Oil producers are one of the few commodity exposures at present that can put aside tepid global growth forecasts and taper talks, which are ordinarily bearish for the commodity. Geopolitical forces are going to override this for the time being.
Unrest in the Middle East is something we have become accustomed to but what we are experiencing now with Egypt is decidedly different. A state of emergency has been declared following the killing of over 500 people after security forces broke up sit-ins. Disruption to Egypt’s control of the Suez Canal, which is the passageway for tankers carrying oil to Europe and North America, can hinder the distribution of oil.
Further adding to supply considerations, the US and European Union sanctions imposed on Iran last year in a bid to reduce its ability to fund its suspected nuclear weapons program are still in place.

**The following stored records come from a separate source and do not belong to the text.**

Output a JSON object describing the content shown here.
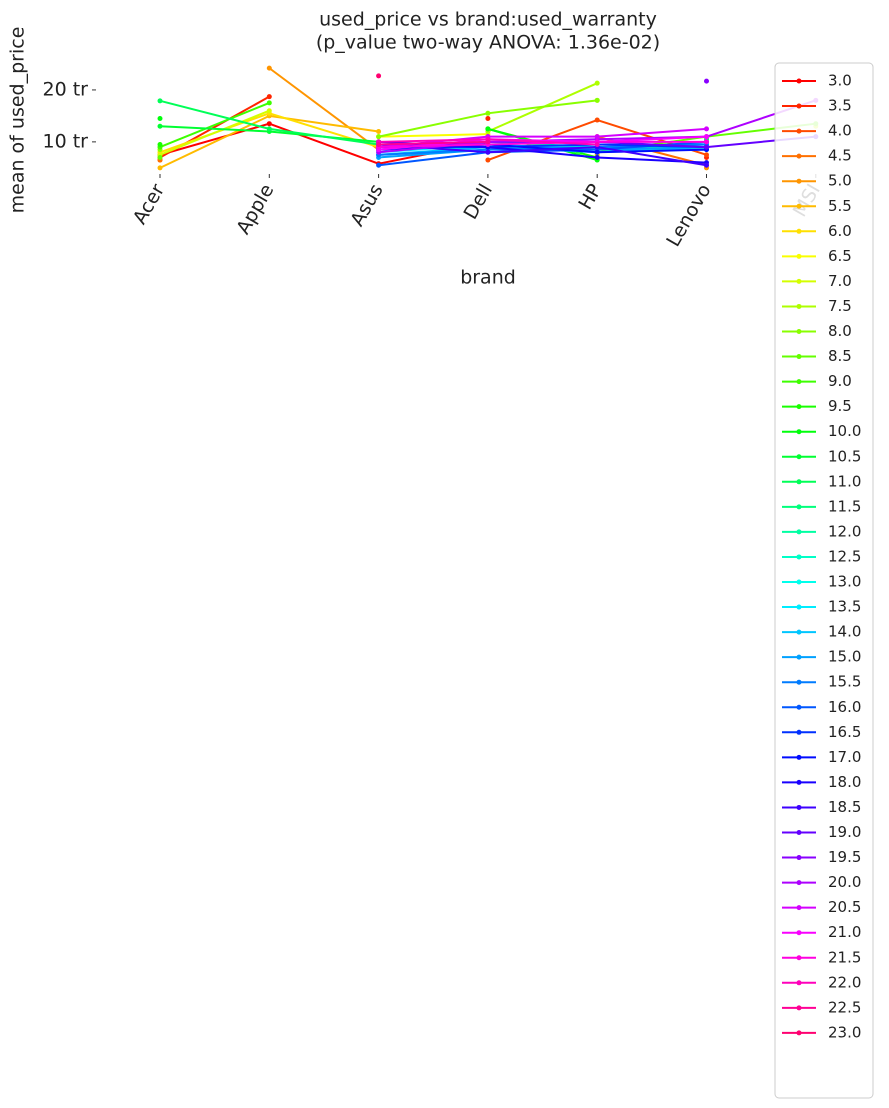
{
  "chart_data": {
    "type": "line",
    "title": "used_price vs brand:used_warranty",
    "subtitle": "(p_value two-way ANOVA: 1.36e-02)",
    "x_label": "brand",
    "y_label": "mean of used_price",
    "categories": [
      "Acer",
      "Apple",
      "Asus",
      "Dell",
      "HP",
      "Lenovo",
      "MSI"
    ],
    "ylim": [
      4.2,
      24.8
    ],
    "yticks": [
      {
        "value": 10,
        "label": "10 tr"
      },
      {
        "value": 20,
        "label": "20 tr"
      }
    ],
    "grid": false,
    "legend": "right",
    "series": [
      {
        "name": "3.0",
        "color": "#ff0000",
        "values": [
          7.5,
          13.5,
          5.8,
          10,
          null,
          null,
          null
        ]
      },
      {
        "name": "3.5",
        "color": "#ff2500",
        "values": [
          7,
          18.7,
          null,
          14.5,
          null,
          7,
          null
        ]
      },
      {
        "name": "4.0",
        "color": "#ff4b00",
        "values": [
          6.5,
          null,
          null,
          6.5,
          14.2,
          7.5,
          null
        ]
      },
      {
        "name": "4.5",
        "color": "#ff7000",
        "values": [
          6.5,
          null,
          8.5,
          null,
          11,
          5.5,
          null
        ]
      },
      {
        "name": "5.0",
        "color": "#ff9500",
        "values": [
          null,
          24.2,
          8.5,
          null,
          null,
          5,
          null
        ]
      },
      {
        "name": "5.5",
        "color": "#ffbb00",
        "values": [
          5,
          15,
          12,
          null,
          7.5,
          null,
          null
        ]
      },
      {
        "name": "6.0",
        "color": "#ffe000",
        "values": [
          8,
          15.5,
          9,
          null,
          null,
          null,
          null
        ]
      },
      {
        "name": "6.5",
        "color": "#f9ff00",
        "values": [
          null,
          null,
          11,
          11.5,
          null,
          6,
          null
        ]
      },
      {
        "name": "7.0",
        "color": "#d4ff00",
        "values": [
          7.5,
          16,
          null,
          null,
          18,
          null,
          13
        ]
      },
      {
        "name": "7.5",
        "color": "#aeff00",
        "values": [
          null,
          null,
          null,
          12,
          21.3,
          null,
          null
        ]
      },
      {
        "name": "8.0",
        "color": "#89ff00",
        "values": [
          8.5,
          null,
          11,
          15.5,
          18,
          null,
          null
        ]
      },
      {
        "name": "8.5",
        "color": "#64ff00",
        "values": [
          7,
          null,
          null,
          null,
          8,
          11,
          13.5
        ]
      },
      {
        "name": "9.0",
        "color": "#3eff00",
        "values": [
          9,
          17.5,
          null,
          11,
          null,
          null,
          null
        ]
      },
      {
        "name": "9.5",
        "color": "#19ff00",
        "values": [
          9.5,
          null,
          null,
          12.5,
          7,
          null,
          null
        ]
      },
      {
        "name": "10.0",
        "color": "#00ff0c",
        "values": [
          14.5,
          null,
          null,
          12.5,
          6.5,
          null,
          null
        ]
      },
      {
        "name": "10.5",
        "color": "#00ff32",
        "values": [
          13,
          12,
          10,
          null,
          null,
          9,
          null
        ]
      },
      {
        "name": "11.0",
        "color": "#00ff57",
        "values": [
          17.9,
          12.5,
          9.5,
          null,
          null,
          10.5,
          null
        ]
      },
      {
        "name": "11.5",
        "color": "#00ff7c",
        "values": [
          null,
          null,
          9.5,
          9,
          8.5,
          null,
          null
        ]
      },
      {
        "name": "12.0",
        "color": "#00ffa2",
        "values": [
          null,
          null,
          9,
          10,
          9,
          9,
          null
        ]
      },
      {
        "name": "12.5",
        "color": "#00ffc7",
        "values": [
          null,
          null,
          9,
          9.5,
          8.5,
          8.5,
          null
        ]
      },
      {
        "name": "13.0",
        "color": "#00ffec",
        "values": [
          null,
          null,
          8.5,
          9,
          9,
          9.5,
          null
        ]
      },
      {
        "name": "13.5",
        "color": "#00ecff",
        "values": [
          null,
          null,
          8,
          9.5,
          8.5,
          10,
          null
        ]
      },
      {
        "name": "14.0",
        "color": "#00c6ff",
        "values": [
          null,
          null,
          7.5,
          9,
          8,
          9,
          null
        ]
      },
      {
        "name": "15.0",
        "color": "#00a1ff",
        "values": [
          null,
          null,
          7,
          8.5,
          8.5,
          9,
          null
        ]
      },
      {
        "name": "15.5",
        "color": "#007cff",
        "values": [
          null,
          null,
          7.5,
          8.5,
          9,
          9.5,
          null
        ]
      },
      {
        "name": "16.0",
        "color": "#0057ff",
        "values": [
          null,
          null,
          5.5,
          8,
          8.5,
          10,
          null
        ]
      },
      {
        "name": "16.5",
        "color": "#0031ff",
        "values": [
          null,
          null,
          9,
          9,
          9.5,
          9,
          null
        ]
      },
      {
        "name": "17.0",
        "color": "#000cff",
        "values": [
          null,
          null,
          8.5,
          9.5,
          8,
          8.5,
          null
        ]
      },
      {
        "name": "18.0",
        "color": "#1900ff",
        "values": [
          null,
          null,
          10,
          9,
          7,
          6,
          null
        ]
      },
      {
        "name": "18.5",
        "color": "#3e00ff",
        "values": [
          null,
          null,
          9.5,
          8,
          9,
          5.5,
          null
        ]
      },
      {
        "name": "19.0",
        "color": "#6400ff",
        "values": [
          null,
          null,
          9,
          10,
          10,
          9,
          11
        ]
      },
      {
        "name": "19.5",
        "color": "#8900ff",
        "values": [
          null,
          null,
          null,
          11,
          null,
          21.7,
          null
        ]
      },
      {
        "name": "20.0",
        "color": "#ae00ff",
        "values": [
          null,
          null,
          8,
          10,
          10.5,
          11,
          18
        ]
      },
      {
        "name": "20.5",
        "color": "#d400ff",
        "values": [
          null,
          null,
          9,
          11,
          11,
          12.5,
          null
        ]
      },
      {
        "name": "21.0",
        "color": "#f900ff",
        "values": [
          null,
          null,
          8.5,
          10.5,
          10,
          11,
          null
        ]
      },
      {
        "name": "21.5",
        "color": "#ff00e0",
        "values": [
          null,
          null,
          9,
          9.5,
          10,
          10,
          null
        ]
      },
      {
        "name": "22.0",
        "color": "#ff00bb",
        "values": [
          null,
          null,
          10,
          10.5,
          9.5,
          null,
          null
        ]
      },
      {
        "name": "22.5",
        "color": "#ff0095",
        "values": [
          null,
          null,
          9.5,
          10,
          null,
          null,
          null
        ]
      },
      {
        "name": "23.0",
        "color": "#ff0070",
        "values": [
          null,
          null,
          22.7,
          null,
          null,
          null,
          null
        ]
      }
    ]
  }
}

The US House of Representatives has since passed another sanction against Iran, aiming to remove an additional one million barrels of Iranian oil per day from the market over the coming year.
On a day like today when the entire market – bar a few – is seeing red, oil stocks offer some respite.
Geopolitical risk has always and will continue to drive volatility encompassing the price of oil. Consequently it presents short-term trading opportunities if you are prepared to stomach the downside.